Where notice has been served:
- Sec. 402A(4): In order for the notice to amount to a valid notice, it must include the
particulars of the place that the accused claimed to have been and the names and
addresses of witnesses who he intends to call in order to establish his alibi.

- PP v Muslim Ahmad: “Substantial compliance” with Sec. 402A is insufficient for the
purposes of determining whether there has been compliance with the provision. The
requirements of the pre-trial notice under Sec. 402A must be strictly complied with.
- In this case, the accused was charged with three offences under the
Communications and Multimedia Act. The court found that by not stating the
place where the accused and his witnesses were supposed to be at the time
of the commission of the offence, and the addresses of the said witnesses,
the accused had failed to comply with the strict requirements of Sec. 402A.
- The notice of alibi served on the prosecution merely mentioned that
the accused was with his employees and disclosed their names and
phone numbers. It did not state with clarity and precisely the
particulars required under Sec. 402A(4). As such, the accused’s notice
of alibi, with its several deficiencies, was defective.

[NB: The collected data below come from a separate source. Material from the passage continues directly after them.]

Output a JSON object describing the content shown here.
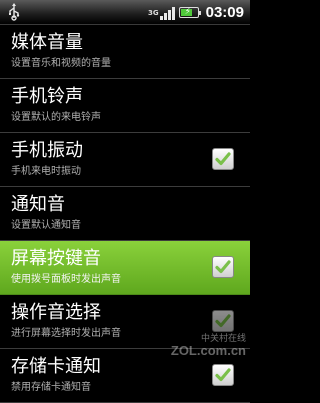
{
  "status_bar": {
    "network_label": "3G",
    "battery_level": 0.7,
    "time": "03:09"
  },
  "settings": [
    {
      "title": "媒体音量",
      "subtitle": "设置音乐和视频的音量",
      "has_checkbox": false
    },
    {
      "title": "手机铃声",
      "subtitle": "设置默认的来电铃声",
      "has_checkbox": false
    },
    {
      "title": "手机振动",
      "subtitle": "手机来电时振动",
      "has_checkbox": true,
      "checked": true
    },
    {
      "title": "通知音",
      "subtitle": "设置默认通知音",
      "has_checkbox": false
    },
    {
      "title": "屏幕按键音",
      "subtitle": "使用拨号面板时发出声音",
      "has_checkbox": true,
      "checked": true,
      "highlighted": true
    },
    {
      "title": "操作音选择",
      "subtitle": "进行屏幕选择时发出声音",
      "has_checkbox": true,
      "checked": true
    },
    {
      "title": "存储卡通知",
      "subtitle": "禁用存储卡通知音",
      "has_checkbox": true,
      "checked": true
    }
  ],
  "watermark": {
    "cn": "中关村在线",
    "en": "ZOL.com.cn"
  },
  "colors": {
    "highlight": "#7cc22e",
    "check": "#7ac04a"
  }
}
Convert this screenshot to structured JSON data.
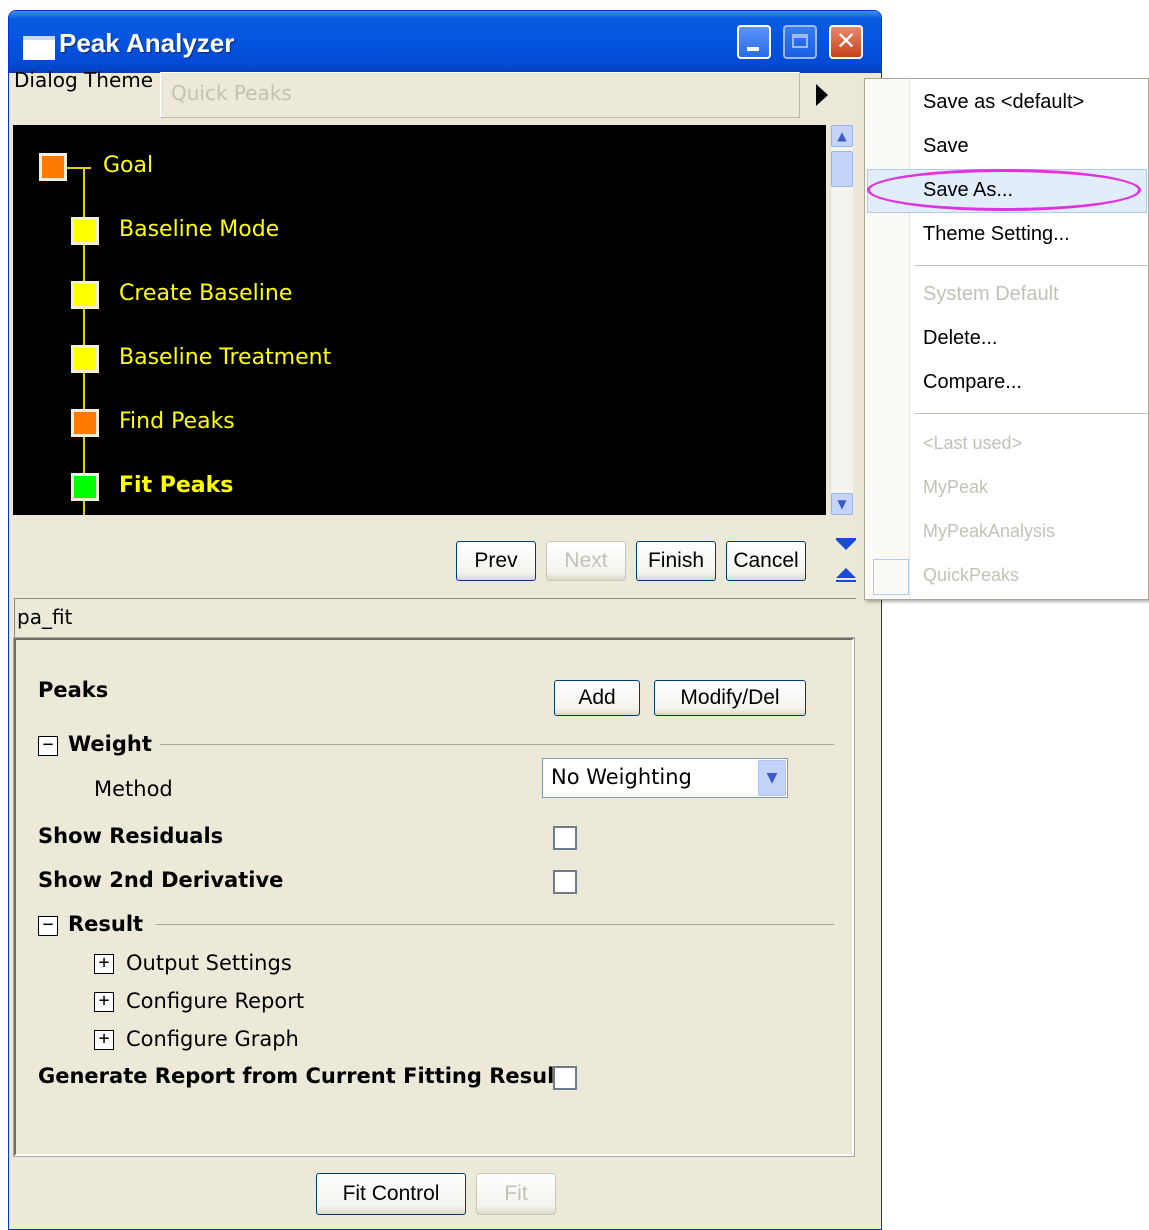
{
  "window": {
    "title": "Peak Analyzer"
  },
  "theme": {
    "label": "Dialog Theme",
    "value": "Quick Peaks"
  },
  "tree": {
    "nodes": [
      {
        "label": "Goal",
        "status": "orange"
      },
      {
        "label": "Baseline Mode",
        "status": "yellow"
      },
      {
        "label": "Create Baseline",
        "status": "yellow"
      },
      {
        "label": "Baseline Treatment",
        "status": "yellow"
      },
      {
        "label": "Find Peaks",
        "status": "orange"
      },
      {
        "label": "Fit Peaks",
        "status": "green",
        "current": true
      }
    ]
  },
  "nav": {
    "prev": "Prev",
    "next": "Next",
    "finish": "Finish",
    "cancel": "Cancel"
  },
  "function_name": "pa_fit",
  "settings": {
    "peaks_label": "Peaks",
    "add_label": "Add",
    "modify_label": "Modify/Del",
    "weight_label": "Weight",
    "method_label": "Method",
    "method_value": "No Weighting",
    "show_residuals_label": "Show Residuals",
    "show_2nd_derivative_label": "Show 2nd Derivative",
    "result_label": "Result",
    "output_settings_label": "Output Settings",
    "configure_report_label": "Configure Report",
    "configure_graph_label": "Configure Graph",
    "generate_report_label": "Generate Report from Current Fitting Result"
  },
  "bottom": {
    "fit_control": "Fit Control",
    "fit": "Fit"
  },
  "menu": {
    "save_default": "Save as <default>",
    "save": "Save",
    "save_as": "Save As...",
    "theme_setting": "Theme Setting...",
    "system_default": "System Default",
    "delete": "Delete...",
    "compare": "Compare...",
    "last_used": "<Last used>",
    "my_peak": "MyPeak",
    "my_peak_analysis": "MyPeakAnalysis",
    "quick_peaks": "QuickPeaks"
  },
  "colors": {
    "node_orange": "#ff7a00",
    "node_yellow": "#ffff00",
    "node_green": "#00ff00",
    "highlight_ellipse": "#e032e0"
  }
}
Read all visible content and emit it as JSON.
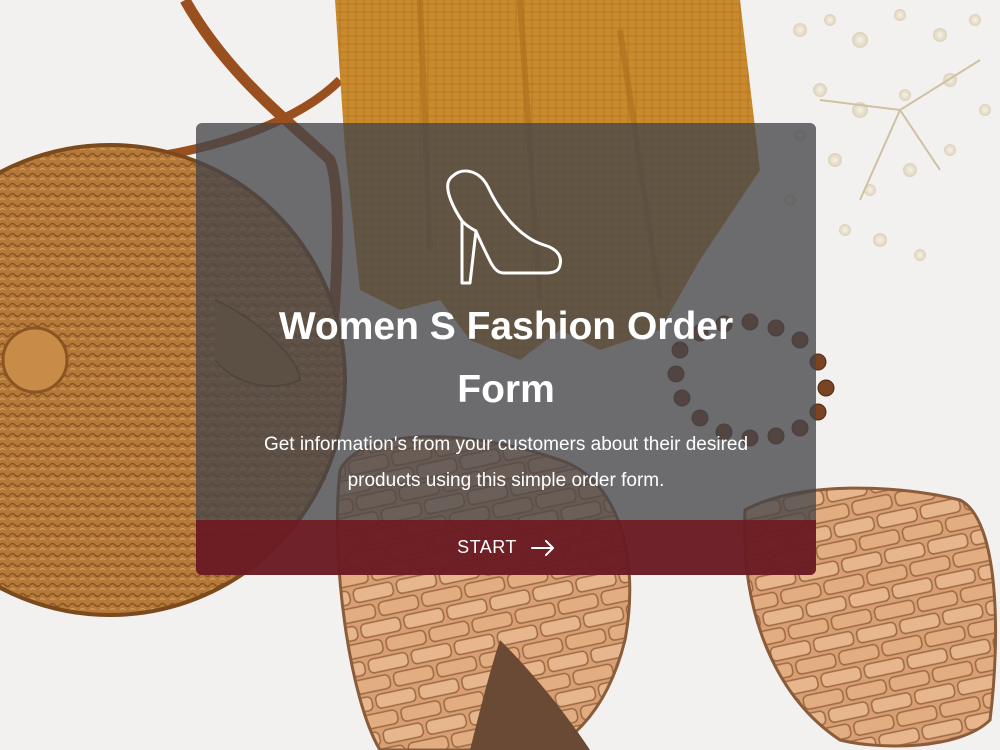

- The provisions of Sec. 402A are evidential and not merely procedural and that
the failure to comply with the provisions would render any alibi evidence
adduced to be inadmissible.
- Where the notice given is defective for failure to comply strictly with the said
provision, any evidence in support of the alibi must be excluded from the
consideration of the defence evidence. In such a situation, the court has no
discretion to waive the requirement of the pre-trial notice.
- The exclusion of the accused’s defence of alibi from his testimony due to its
non-compliance with Sec. 402A in effect makes his evidence that of a bare
denial.

- Only where a notice is accepted can the accused then call in the witnesses to establish
his alibi.
- The testimony of the witnesses must corroborate the accused’s statement.
- It must be consistent with the accused’s statement, namely that it
specifies where the accused was at that material time.
- Where the testimony of a witness is not consistent with the accused’s
statement, the court must determine the weight that should be
accorded to such evidence.
- Evidence of good character of the accused given by the witness does not
corroborate the accused’s statement.